The king of altcoins continues to grow in terms of adoption, if not in price. Moreover, the recent move could yield promising results in the long run. JPMorgan analysts recently discussed the stablecoin launched by PayPal and its positive impact on the Ethereum network.
JPMorgan Analysts and Ethereum (ETH)
JPMorgan analyst Nikolaos Panigirtzoglo stated that the launch of PayPal’s stablecoin this week will increase the Total Value Locked (TVL) on the Ethereum network. TVL growth is a significant achievement that can drive up prices for layer1 and layer2 solutions.
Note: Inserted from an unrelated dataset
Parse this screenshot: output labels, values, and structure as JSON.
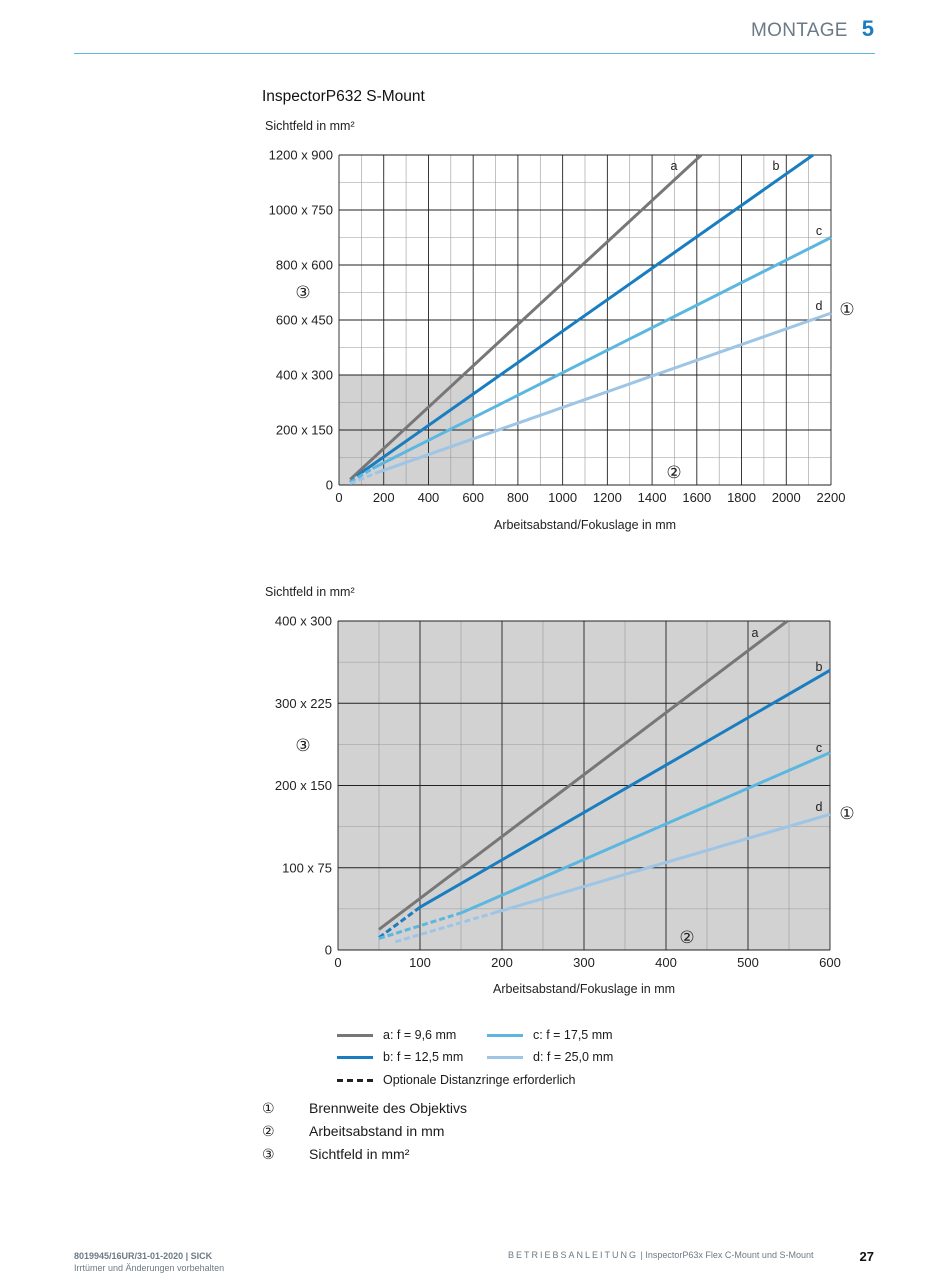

With this news, the value of ETH could increase as the network becomes more valuable.
“This could boost Ethereum activity and enhance its network utility as a stablecoin/DeFi platform. In other words, more companies in the future could use the Ethereum network (or layer2 solutions like Arbitrum) for their stablecoin or decentralized projects. This will also encourage others.”
Panigirtzoglou believes that Ethereum could provide more benefits than PYUSD, as the stablecoin could fill the void left by Binance‘s BUSD stablecoin, which faced regulatory pressure earlier this year and experienced a $20 billion contraction. If PYUSD fills this gap, the growth on the Ethereum network could be impressive.
Ethereum Transaction Fees
Despite its high transaction fees, Ethereum has a major advantage. Several experts criticized PayPal for this reason. However, we need to pay attention to a small detail. We recently saw one of China’s largest banks using the Ethereum network for the issuance of million-dollar tokenized assets. This means that the Ethereum network is already seen as the first choice for institutional players, and we should interpret PayPal’s decision in this way. Institutions trust Ethereum.
While its competitors criticize Ethereum for its transaction fees, the network appears to be much more reliable compared to alternatives. Its extensive node power highlights its decentralized nature. While most of today’s top alternatives rely on cloud companies, Ethereum users trust their own nodes. This makes it expensive but valuable.